My wife's great grandfather was the chief officer of the RRS William Scoresby from 1927-1932, and also from Southsea. I suspect that he and your father must have known each other and served together. David Roy, my wife's great grandfather, is believed to have served at Jutland in the Royal Navy as an engineer officer, and after a lengthy career in the RN, served as Chief Engineer officer on the RRS William Scoresby, probably at the same time as your own father was the chief engineer of the Discovery II.
I was fascinated to further read that your uncle was the commanding officer of the RRS William Scoresby at the time. I know you didn't know your father for most of your life, but I wondered if you had any journals, diaries, or other reference material regarding the expeditions to tag whales during 1927-1932 that made any reference to David Roy.
My wife is trying to track down information regarding her great grandfather, with the specific intention of locating his Polar Medal awarded for service whilst serving aboard the RRS William Scoresby, which has been missing from the family for many years. Any assistance or information you can provide on this matter would be most useful in our quest,
David Irving comments
I will let my sister answer this, as she is older than I and better informed on our parents. Paraphrasing what she said,
"The material on the website is partly allied to my own detailed research into the Discovery II expeditions in Antarctic waters from 1929-1933.

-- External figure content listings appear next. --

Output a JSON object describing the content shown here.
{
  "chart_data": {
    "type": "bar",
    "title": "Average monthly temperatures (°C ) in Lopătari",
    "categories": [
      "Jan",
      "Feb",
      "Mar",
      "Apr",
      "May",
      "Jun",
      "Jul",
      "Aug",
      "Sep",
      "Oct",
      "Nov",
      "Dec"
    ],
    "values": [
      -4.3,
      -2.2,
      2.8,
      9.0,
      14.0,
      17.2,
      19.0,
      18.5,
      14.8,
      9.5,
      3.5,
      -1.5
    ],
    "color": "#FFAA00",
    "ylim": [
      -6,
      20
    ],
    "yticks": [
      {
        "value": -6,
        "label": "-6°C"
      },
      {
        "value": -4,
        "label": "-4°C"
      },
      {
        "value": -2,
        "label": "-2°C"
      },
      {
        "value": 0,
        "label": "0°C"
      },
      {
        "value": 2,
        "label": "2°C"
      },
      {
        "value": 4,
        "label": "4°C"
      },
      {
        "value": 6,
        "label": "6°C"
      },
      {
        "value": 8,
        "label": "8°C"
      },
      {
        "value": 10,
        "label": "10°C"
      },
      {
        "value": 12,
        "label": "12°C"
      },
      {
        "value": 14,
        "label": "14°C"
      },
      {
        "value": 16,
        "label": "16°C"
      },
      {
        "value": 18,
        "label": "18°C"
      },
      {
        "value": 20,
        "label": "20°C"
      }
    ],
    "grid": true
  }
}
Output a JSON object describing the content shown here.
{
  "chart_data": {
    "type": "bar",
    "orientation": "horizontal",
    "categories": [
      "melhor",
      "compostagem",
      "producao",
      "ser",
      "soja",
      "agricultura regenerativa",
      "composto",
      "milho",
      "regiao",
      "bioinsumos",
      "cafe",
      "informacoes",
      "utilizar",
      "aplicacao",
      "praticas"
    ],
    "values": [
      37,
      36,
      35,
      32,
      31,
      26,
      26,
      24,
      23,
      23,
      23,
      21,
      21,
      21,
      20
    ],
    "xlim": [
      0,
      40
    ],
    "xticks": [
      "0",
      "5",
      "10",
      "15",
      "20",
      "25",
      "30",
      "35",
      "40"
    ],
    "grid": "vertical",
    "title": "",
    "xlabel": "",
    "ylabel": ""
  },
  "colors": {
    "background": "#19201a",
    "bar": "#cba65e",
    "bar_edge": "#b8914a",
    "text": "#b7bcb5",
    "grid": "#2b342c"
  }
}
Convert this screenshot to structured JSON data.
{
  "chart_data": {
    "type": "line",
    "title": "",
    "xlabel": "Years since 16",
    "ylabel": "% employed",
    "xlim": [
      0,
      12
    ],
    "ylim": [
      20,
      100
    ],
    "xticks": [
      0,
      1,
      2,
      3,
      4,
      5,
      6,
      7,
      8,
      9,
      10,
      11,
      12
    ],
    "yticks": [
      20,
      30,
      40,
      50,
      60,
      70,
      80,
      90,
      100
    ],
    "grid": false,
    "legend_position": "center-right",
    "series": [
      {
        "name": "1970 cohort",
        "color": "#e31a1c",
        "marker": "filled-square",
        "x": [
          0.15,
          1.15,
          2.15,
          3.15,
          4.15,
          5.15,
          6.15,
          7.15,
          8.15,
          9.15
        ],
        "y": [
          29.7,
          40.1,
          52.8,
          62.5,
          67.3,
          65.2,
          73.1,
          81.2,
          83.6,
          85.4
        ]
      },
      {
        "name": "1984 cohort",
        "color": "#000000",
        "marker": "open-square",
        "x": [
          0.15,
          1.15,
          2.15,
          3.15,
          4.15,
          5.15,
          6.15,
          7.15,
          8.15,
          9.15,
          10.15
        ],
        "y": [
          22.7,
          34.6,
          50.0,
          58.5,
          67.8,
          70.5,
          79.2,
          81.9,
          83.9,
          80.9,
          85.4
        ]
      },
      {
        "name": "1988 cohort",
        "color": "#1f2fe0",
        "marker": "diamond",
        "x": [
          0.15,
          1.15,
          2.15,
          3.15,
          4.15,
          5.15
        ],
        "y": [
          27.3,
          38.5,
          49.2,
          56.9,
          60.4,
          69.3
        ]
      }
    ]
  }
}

I did come across mention of a Mr Roy, Chief Engineer in the RRS William Scoresby: especially in 1931, when it appears that crew, officers and scientists aboard did not always see eye to eye. This is not so surprising when you consider the type of craft and the tasks carried out by the Scoresby. Unlike her newer custom-built mother ship, the RRS Discovery II, the Scoresby was a comfortless berth with cramped accommodation. Small and fast, the ship was at sea for long periods in all kinds of Antarctic weather while the scientists aboard carried out a study of whales and their foodstreams for purposes of stock conservation. So there were squalls both outside and inside the ship. In fact there were four different captains in the Scoresby over the four years from 1929-1932!
There are no journals or diaries in my possession, apart from a brief night-orders book and some verses by my father. But these do confirm that in 1931 David Roy, aged 53, re-enlisted as Chief Engineer in the William Scoresby, giving his origin as Forfarshire and his address as 82 Devonshire Avenue, Southsea. (He may well have been with the ship for some time prior to that date and continued to serve with her; but my interest covered only 1929-1933.)
Clarifying titles in small merchant vessels can be difficult, especially where ex-Navy men were concerned (of which there were several in both ships, including both captains). Normally the captain or Master commands such a vessel; the First Officer is next in line; and the Chief Engineer is answerable for his part of the ship. Unfortunately, all three posts are sometimes referred to as "the Chief", which complicates research.
In 1931 my father John Irving was captain, Mr C A Milward was First Officer; and a Mr Ellison was Second Officer; with Mr Roy as Chief Engineer.
Several officers in both ships had served in the First World War. Like Mr Roy, my father was at Jutland, serving as a midshipman aged 18 in Ajax. After leaving the navy in the early 1920s, he concentrated on writing and sailing until he was appointed in 1929 as First Officer to the RRS Discovery II under his brother-in-law Captain Peter Carey, also ex-Navy. The following year, John Irving took command of the Scoresby.
To try and trace the missing medal, the best bet would be to contact the Scott Polar Research Institute in Cambridge, who may also be able to provide more information on Mr Roy. The Public Records Office at Kew also has data on the expeditions, under their "famous ships" category.